No se despidió. No salían más palabras de su garganta. Estaba aterrorizada. Aquel imbécil le había dejado allí un marrón que ella no sabía, ni tenía, como tragar.
Estaba paralizada. El caballero que le había dicho que llamase a la policía se hizo cargo de la situación al ver que Sofía estaba en shock. El buen hombre tenía buena disposición, y sabía lo que era el control de masas, no en vano había trabajado casi toda su vida en las urgencias de un gran hospital.
Hizo salir a todo el mundo y no permitió que nadie tocara ni pudiera adulterar las pruebas de lo que pudiera ser aquello, que parecía sangre pero no olía como tal, cosa que lo tenía un poco descolocado, pero como dijo un franciscano inglés del medievo “en igualdad de condiciones, la explicación más sencilla suele ser la más probable”. Así que le dio a Sofía un café de la máquina expendedora, bastante malo por cierto, aunque pensara que le hubiera ido mejor una copa de brandy, pero eso no estaba a su alcance en aquel momento si no quería dejarla sola.
Al cabo de un rato llegó la policía. De nuevo el anciano se hizo cargo de todo. Sofía bastante tenía con temblar y maldecir su suerte, así que los agentes se acercaron al armario, lo miraron bastante de reojo, cogieron muestras del líquido que emanaba de él y llamaron a la científica. No estaban seguros de poder tocar sin alterar cualquier pista que pudiera esclarecer aquello. Le pidieron la llave del armario a Sofía pero, claro está, ella no la tenía, así que lo forzaron…
Nadie esperaba ni por casualidad lo que allí había. Al abrir la puerta empezaron a rodar cabezas, literalmente. El armario estaba lleno de cabezas cortadas. Las cabezas estaban metidas en un recipiente con un líquido que, al caer el armario, se había resquebrajado y por eso el chorreo.
La serie C.S.I. parecía haberse instalado en la gasolinera; batas blancas, mascarillas, maletines con polvos para tomar huellas, lámparas ultravioleta para detectar la sangre.
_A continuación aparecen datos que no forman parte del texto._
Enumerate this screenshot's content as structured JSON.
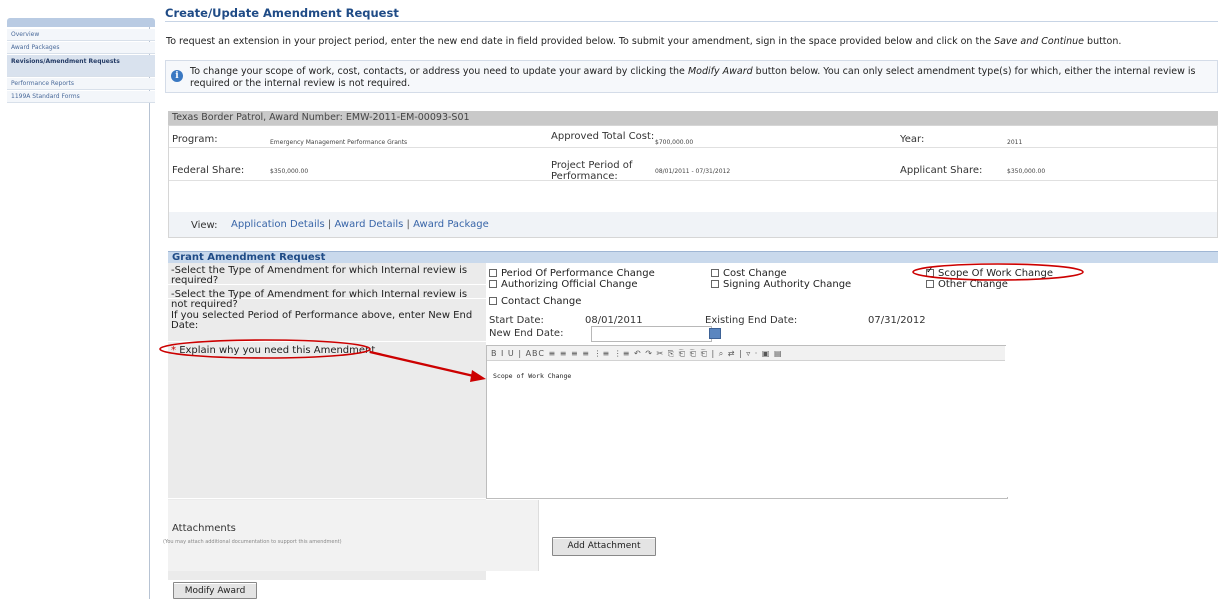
{
  "sidebar": {
    "items": [
      {
        "label": "Overview"
      },
      {
        "label": "Award Packages"
      },
      {
        "label": "Revisions/Amendment Requests"
      },
      {
        "label": "Performance Reports"
      },
      {
        "label": "1199A Standard Forms"
      }
    ]
  },
  "page": {
    "title": "Create/Update Amendment Request",
    "intro_prefix": "To request an extension in your project period, enter the new end date in field provided below. To submit your amendment, sign in the space provided below and click on the ",
    "intro_emph": "Save and Continue",
    "intro_suffix": " button.",
    "info_prefix": "To change your scope of work, cost, contacts, or address you need to update your award by clicking the ",
    "info_emph": "Modify Award",
    "info_suffix": " button below. You can only select amendment type(s) for which, either the internal review is required or the internal review is not required."
  },
  "award": {
    "header": "Texas Border Patrol, Award Number: EMW-2011-EM-00093-S01",
    "program_label": "Program:",
    "program_value": "Emergency Management Performance Grants",
    "approved_cost_label": "Approved Total Cost:",
    "approved_cost_value": "$700,000.00",
    "year_label": "Year:",
    "year_value": "2011",
    "federal_share_label": "Federal Share:",
    "federal_share_value": "$350,000.00",
    "period_label": "Project Period of Performance:",
    "period_value": "08/01/2011 - 07/31/2012",
    "applicant_share_label": "Applicant Share:",
    "applicant_share_value": "$350,000.00",
    "view_label": "View:",
    "links": [
      "Application Details",
      "Award Details",
      "Award Package"
    ],
    "sep": "|"
  },
  "amendment": {
    "header": "Grant Amendment Request",
    "q_internal_required": "-Select the Type of Amendment for which Internal review is required?",
    "q_internal_not_required": "-Select the Type of Amendment for which Internal review is not required?",
    "q_new_end_date": "If you selected Period of Performance above, enter New End Date:",
    "options_required": [
      {
        "label": "Period Of Performance Change",
        "checked": false
      },
      {
        "label": "Cost Change",
        "checked": false
      },
      {
        "label": "Scope Of Work Change",
        "checked": true
      },
      {
        "label": "Authorizing Official Change",
        "checked": false
      },
      {
        "label": "Signing Authority Change",
        "checked": false
      },
      {
        "label": "Other Change",
        "checked": false
      }
    ],
    "options_not_required": [
      {
        "label": "Contact Change",
        "checked": false
      }
    ],
    "start_date_label": "Start Date:",
    "start_date_value": "08/01/2011",
    "existing_end_label": "Existing End Date:",
    "existing_end_value": "07/31/2012",
    "new_end_label": "New End Date:",
    "new_end_value": "",
    "explain_label": "Explain why you need this Amendment",
    "required_mark": "*",
    "editor_toolbar": "B I U | ABC ≡ ≡ ≡ ≡ ⋮≡ ⋮≡ ↶ ↷ ✂ ⎘ ⎗ ⎗ ⎗ | ⌕ ⇄ | ▿ · ▣ ▤",
    "editor_text": "Scope of Work Change",
    "attachments_label": "Attachments",
    "attachments_help": "(You may attach additional documentation to support this amendment)",
    "add_attachment_button": "Add Attachment",
    "modify_award_button": "Modify Award"
  },
  "colors": {
    "accent": "#1f4b86",
    "annotation": "#cc0000"
  }
}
Todo un despliegue en el que no faltó ni la televisión.
Los científicos estaban sacando muestras de todo mientras la policía interrogaba a Sofía que cada vez estaba más asustada, y a la vez estaba más convencida de que en otra vida tuvo que hacer algo muy mal para estar pagando en esta tantas desgracias juntas, pensaba abatida.
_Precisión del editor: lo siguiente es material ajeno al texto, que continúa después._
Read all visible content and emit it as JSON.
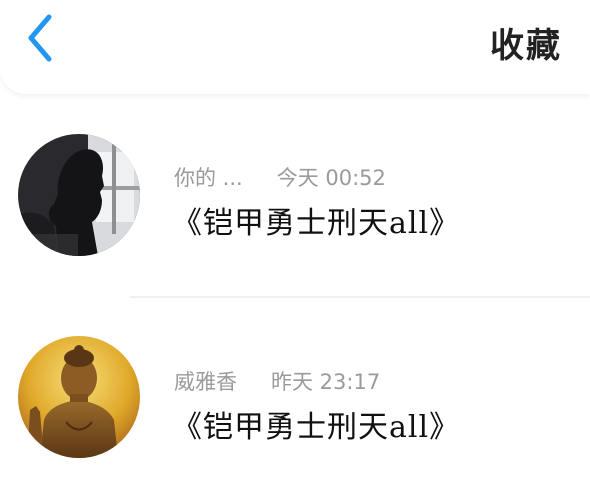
{
  "header": {
    "back_icon": "chevron-left-icon",
    "title": "收藏",
    "accent_color": "#2196F3"
  },
  "favorites": [
    {
      "user": "你的 ...",
      "time": "今天 00:52",
      "song": "《铠甲勇士刑天all》",
      "avatar": "silhouette-by-window"
    },
    {
      "user": "威雅香",
      "time": "昨天 23:17",
      "song": "《铠甲勇士刑天all》",
      "avatar": "golden-buddha-statue"
    }
  ]
}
En aquel momento llegó el dueño del camión. Al parecer se le había pasado un poco el cabreo con sus jefes, motivo por el cual había dejado el camión de cualquier manera, y fue a recogerlo sin pensar en el alboroto que había provocado. Al verlo, Sofía se dejó ir hacía él, tenía ganas de matarlo. ¡Cómo se le había ocurrido hacerle aquello! Sofía no tenía estómago para según qué, al ver tantas cabezas alineadas en el plástico, que había colocado la policía en el suelo, le entraron unas arcadas que no pudo controlar y, sin poder evitarlo, vomitó el café que llevaba en el estómago. Se limpió la boca con la manga. No tuvo ánimo ni para buscar un vaso de agua y enjuagársela. Aquello era superior a sus fuerzas.
—¿Se puede saber qué están haciendo con mis cabezas? —preguntó el conductor con los ojos abiertos como platos.
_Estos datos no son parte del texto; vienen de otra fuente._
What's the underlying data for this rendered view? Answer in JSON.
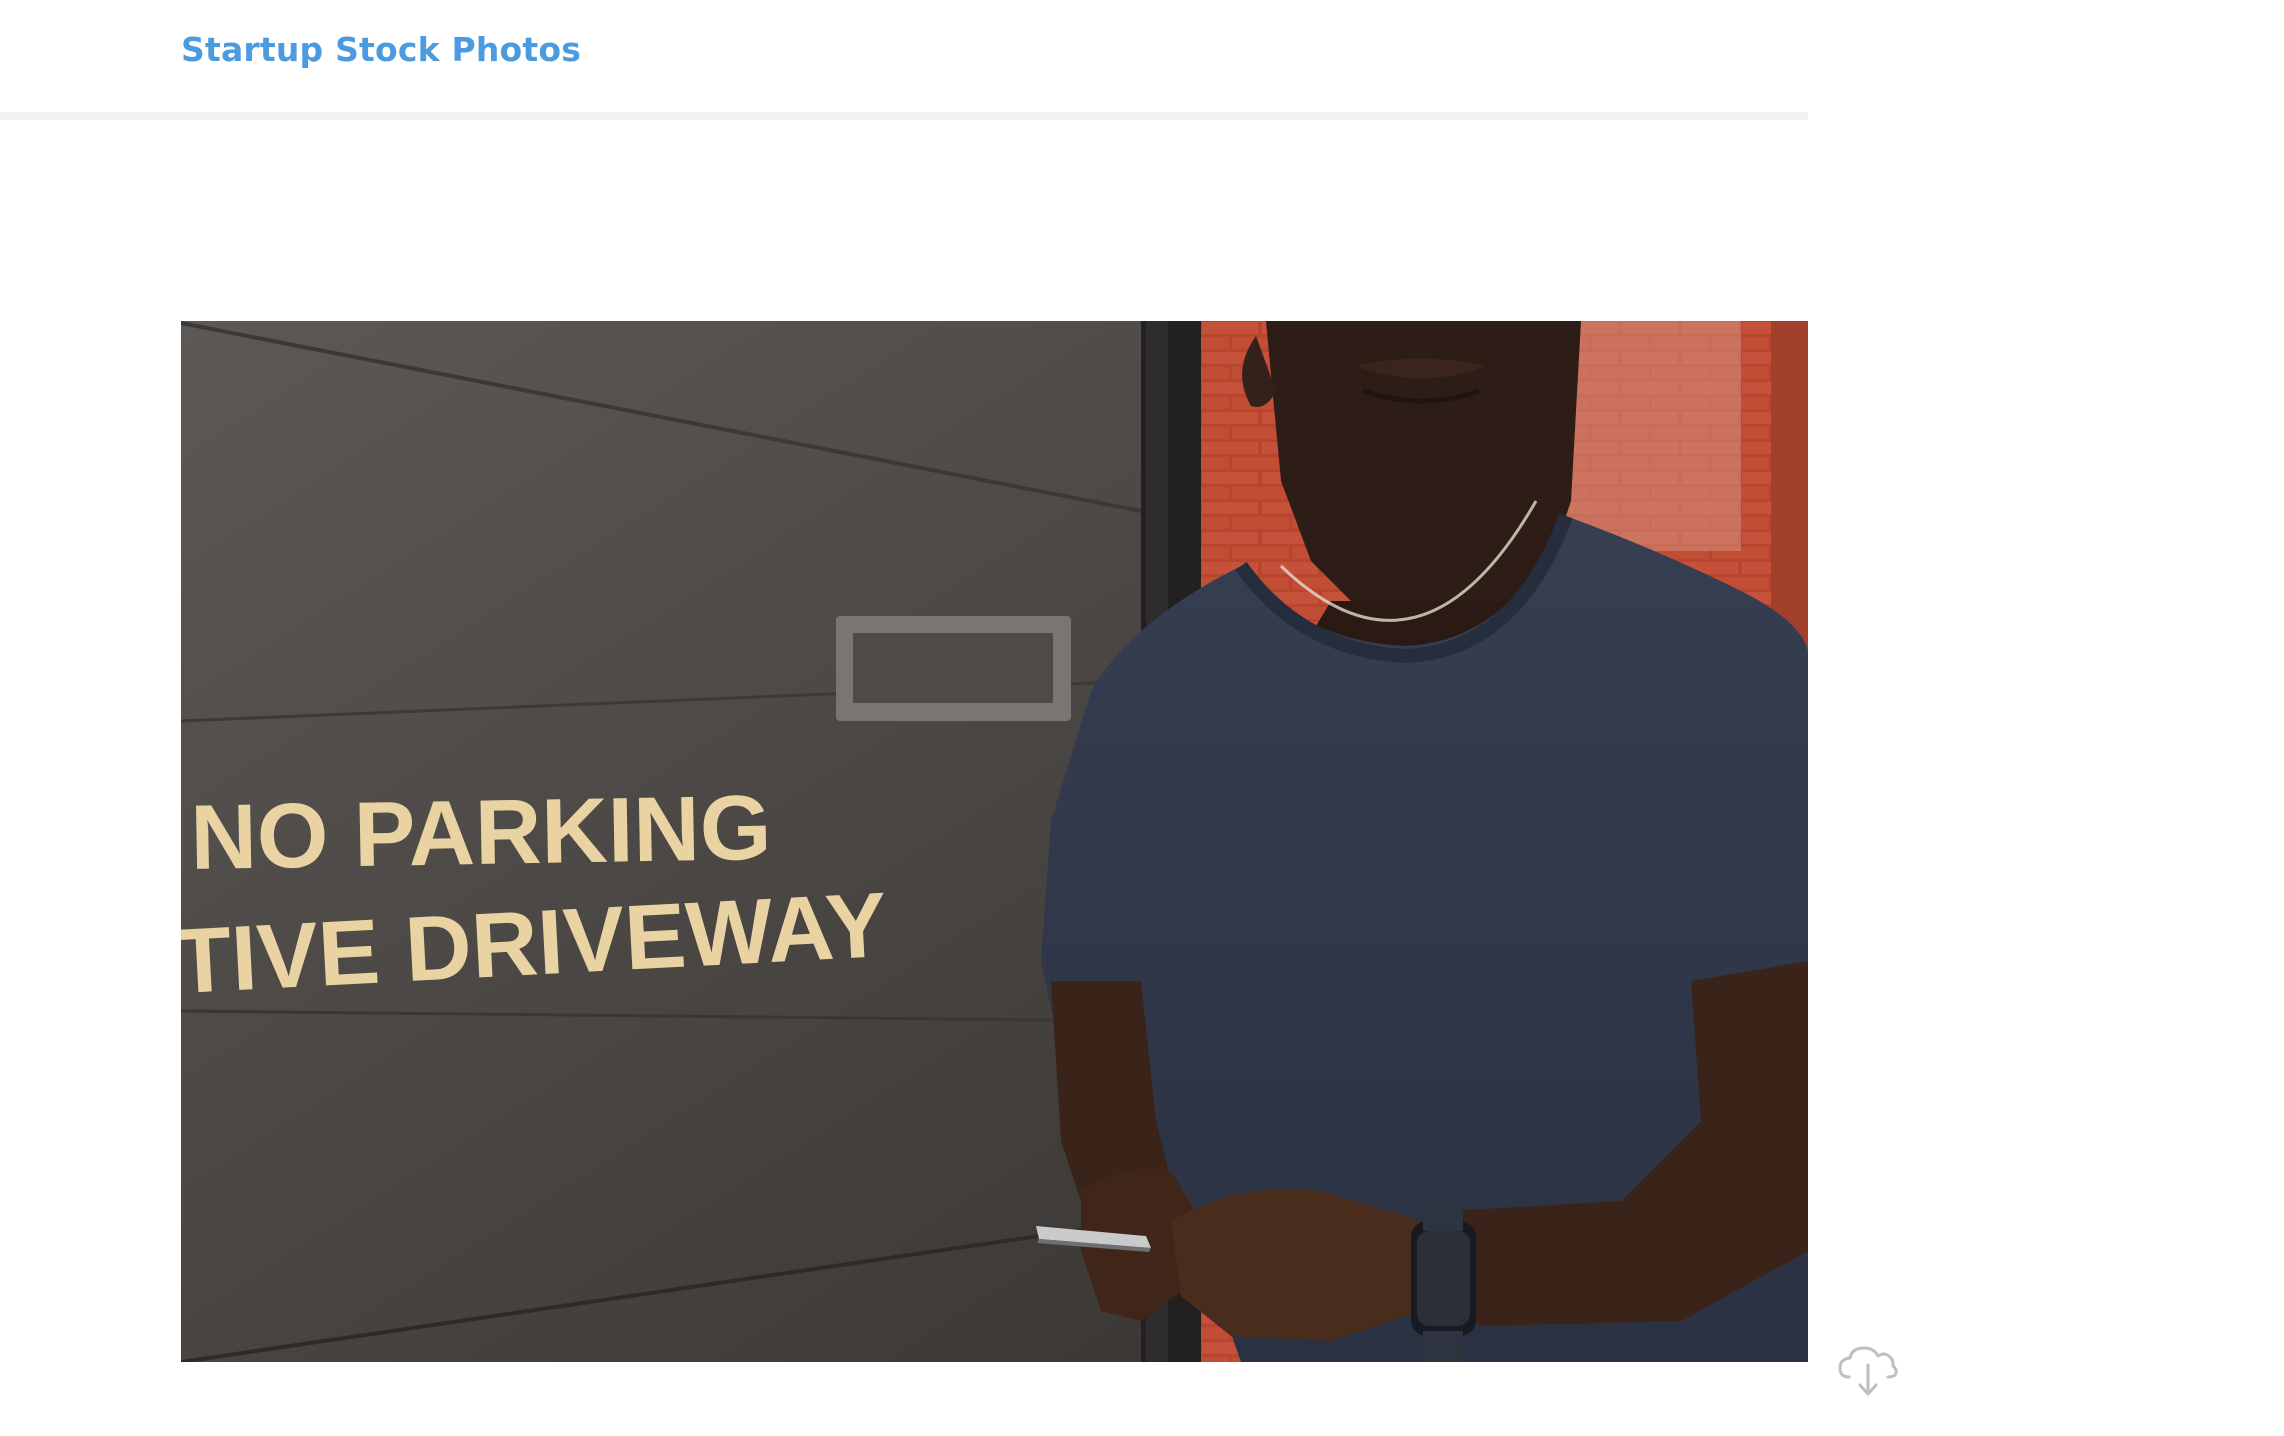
{
  "header": {
    "site_title": "Startup Stock Photos",
    "site_title_color": "#4a9be0"
  },
  "photo": {
    "sign_line_1": "NO PARKING",
    "sign_line_2": "TIVE DRIVEWAY"
  },
  "actions": {
    "download_icon": "cloud-download-icon"
  }
}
—¿Y lo dice así? Eso es lo queremos saber. ¿A quién pertenecen estas cabezas? Y por qué las lleva usted en ese armario. Le comunico que deberá acompañarnos a comisaría, esto es muy grave, y ¿Dónde están los cuerpos? —preguntaba el policía sacando los grilletes para esposar al hombre.
Al buen hombre le dio un ataque de risa, todos pensaron que era por los nervios, ya que la situación no tenía nada de graciosa.
—¿Puedo saber qué es lo que le hace tanta gracia?
—Bueno, si se hubiesen fijado un poco verían que todas las caras son prácticamente iguales, no hay en el mundo tantos gemelos -se desternillaba de la risa.
Los allí presentes se pusieron a repasar las cabezas y, efectivamente, todas se parecían bastante, vaya, tanto que eran copias unas de otras. El buen hombre seguía con su hilaridad.
—Bueno, parece ser que la empresa trabaja con eficiencia —reía— si se hubiesen tomado la molestia de mirarlas bien habrían visto que son de atrezzo, es material para una película, me había discutido con el director y por eso le dije que viniera él a buscar sus cabezas, pero hemos llegado a un acuerdo. Aunque supongo que me tendrá que pagar un extra. Que me detuvieran no estaba previsto en el guión.